Examples of Logs that Use Proposed Practices

Theoretical Example

Here are examples of well-structured log entries following the best practices discussed:

2023-10-05 14:32:01 [INFO] Successful login attempt - userId=24543, teamId=1321312
2023-10-05 14:33:17 [WARN] Failed login attempt - userId=536435, teamId=1321312

These examples demonstrate:

  • Standardized Log Prefixes: Clear, consistent prefixes like "Successful login attempt" and "Failed login attempt" make the logs easy to understand.

  • Separated Variable Values: Variable names and values are separated from the log message, maintaining clarity and simplifying searches.

  • Readability and Consistency: The structured format ensures logs are easy to read and parse, aiding in efficient troubleshooting and monitoring.

Example of Production Logs

Below is an example of how production logs might look when using the proposed practices:

Datadog logs UI with filter by 'Starting to' prefix

Trace IDs

To effectively associate logs with a specific user action, it's crucial to include a traceId or as it is also called correlationId in your logs. The ID should remain consistent across all logs generated by logic triggered by that entry point, offering a clear view of the sequence of events.

Implementation Example

While some monitoring services like Datadog provide log grouping out of the box, this can also be implemented manually. In a Kotlin application using Spring, you can implement a trace ID for REST requests using a HandlerInterceptor.

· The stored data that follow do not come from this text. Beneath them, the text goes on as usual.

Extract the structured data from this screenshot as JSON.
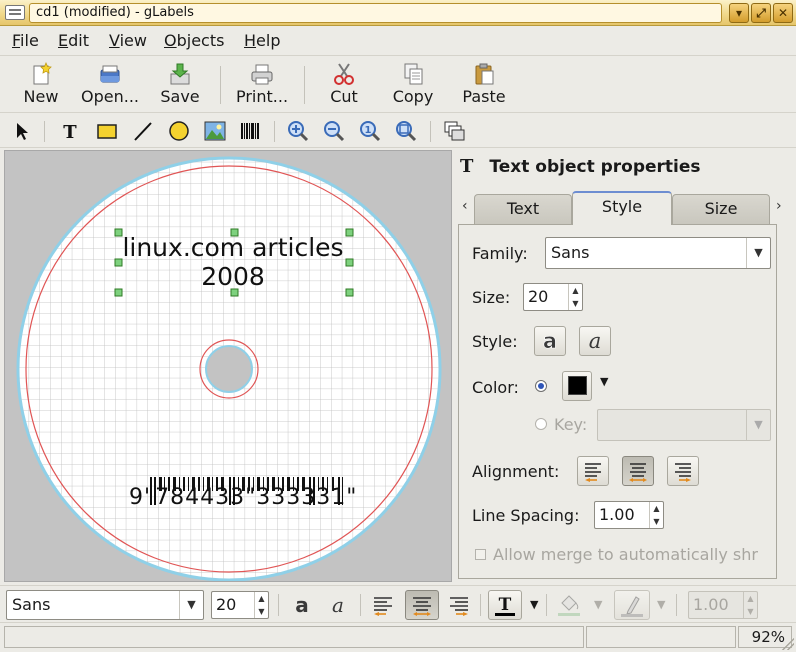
{
  "window": {
    "title": "cd1 (modified) - gLabels"
  },
  "menu": {
    "items": [
      "File",
      "Edit",
      "View",
      "Objects",
      "Help"
    ]
  },
  "toolbar": {
    "new": "New",
    "open": "Open...",
    "save": "Save",
    "print": "Print...",
    "cut": "Cut",
    "copy": "Copy",
    "paste": "Paste"
  },
  "drawing_tools": [
    "select-arrow-icon",
    "text-tool-icon",
    "box-tool-icon",
    "line-tool-icon",
    "ellipse-tool-icon",
    "image-tool-icon",
    "barcode-tool-icon",
    "zoom-in-icon",
    "zoom-out-icon",
    "zoom-one-to-one-icon",
    "zoom-to-fit-icon",
    "merge-properties-icon"
  ],
  "label": {
    "text_line1": "linux.com articles",
    "text_line2": "2008",
    "barcode_digits": "9\"784433\"333331\""
  },
  "props": {
    "title": "Text object properties",
    "title_glyph": "T",
    "tabs": [
      "Text",
      "Style",
      "Size"
    ],
    "active_tab": "Style",
    "family_label": "Family:",
    "family_value": "Sans",
    "size_label": "Size:",
    "size_value": "20",
    "style_label": "Style:",
    "bold_glyph": "a",
    "italic_glyph": "a",
    "color_label": "Color:",
    "color_value": "#000000",
    "key_label": "Key:",
    "alignment_label": "Alignment:",
    "alignment_selected": "center",
    "line_spacing_label": "Line Spacing:",
    "line_spacing_value": "1.00",
    "merge_label": "Allow merge to automatically shr"
  },
  "format_bar": {
    "font_family": "Sans",
    "font_size": "20",
    "text_color_glyph": "T",
    "line_width": "1.00"
  },
  "status": {
    "zoom": "92%"
  },
  "colors": {
    "title_bar": "#f1d98c",
    "accent": "#6d8dd1",
    "canvas_bg": "#c3c3c3",
    "safe_area": "#e05555",
    "disc_outline": "#8fd0e8",
    "selection_handle": "#3aa83a"
  }
}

class TraceIdInterceptor : HandlerInterceptor {

    companion object {
        private const val TRACE_ID = "traceId"

    override fun preHandle(request: HttpServletRequest, response: HttpServletResponse, handler: Any): Boolean {
        val traceId = UUID.randomUUID().toString()
        MDC.put(TRACE_ID, traceId)
        return true

    override fun afterCompletion(request: HttpServletRequest, response: HttpServletResponse, handler: Any, ex: Exception?) {

This interceptor generates a unique traceId for each request, adding it to the MDC at the beginning of the request and removing it after the request is completed.

Example Logs With traceId

Implementing such log aggregation will enable you to filter logs similar to the example below

Logs generated during asset deletion request processing

Using UUID vs Long IDs in Logs

In many systems, entities may use either UUID or Long IDs as their primary identifiers, while some systems might use both types of IDs for different purposes. Understanding the implications of each type for logging purposes is crucial to make an informed choice.

Here’s a breakdown of things to consider:

Readability: Long IDs are easier to read and considerably shorter, especially if they are not on the high end of the Long range.

Unique Value: UUID IDs provide uniqueness across the system, enabling you to search for logs using an ID without facing issues of ID collisions. Collisions here mean that there is a chance that 2 entities from unrelated DB tables would have the same Long ID.

System Limitations: In systems that use Long primary keys as an entities IDs, adding a random UUID ID is usually straightforward, in a distributed system with UUID entity IDs it could be challenging or costly to have Long IDs specifically for logging.

Existing Logs: Consistency in the type of IDs used in logs is critical, at least per entity. If the system already produces logs for some entities and you aren't considering changing all of them, it's better to stick with the type already used to identify the entity. Logging both IDs can be considered during a transition period, but having multiple IDs permanently will unnecessarily clutter logs.


Proper logging practices are essential for effective service observability. By incorporating comprehensive logging, appropriate log levels, trace IDs, and standardized log formats, you can significantly enhance your ability to monitor and troubleshoot your applications. These practices improve the clarity and consistency of your logs, making it easier to diagnose and resolve issues quickly.

Thank you for taking the time to read this post!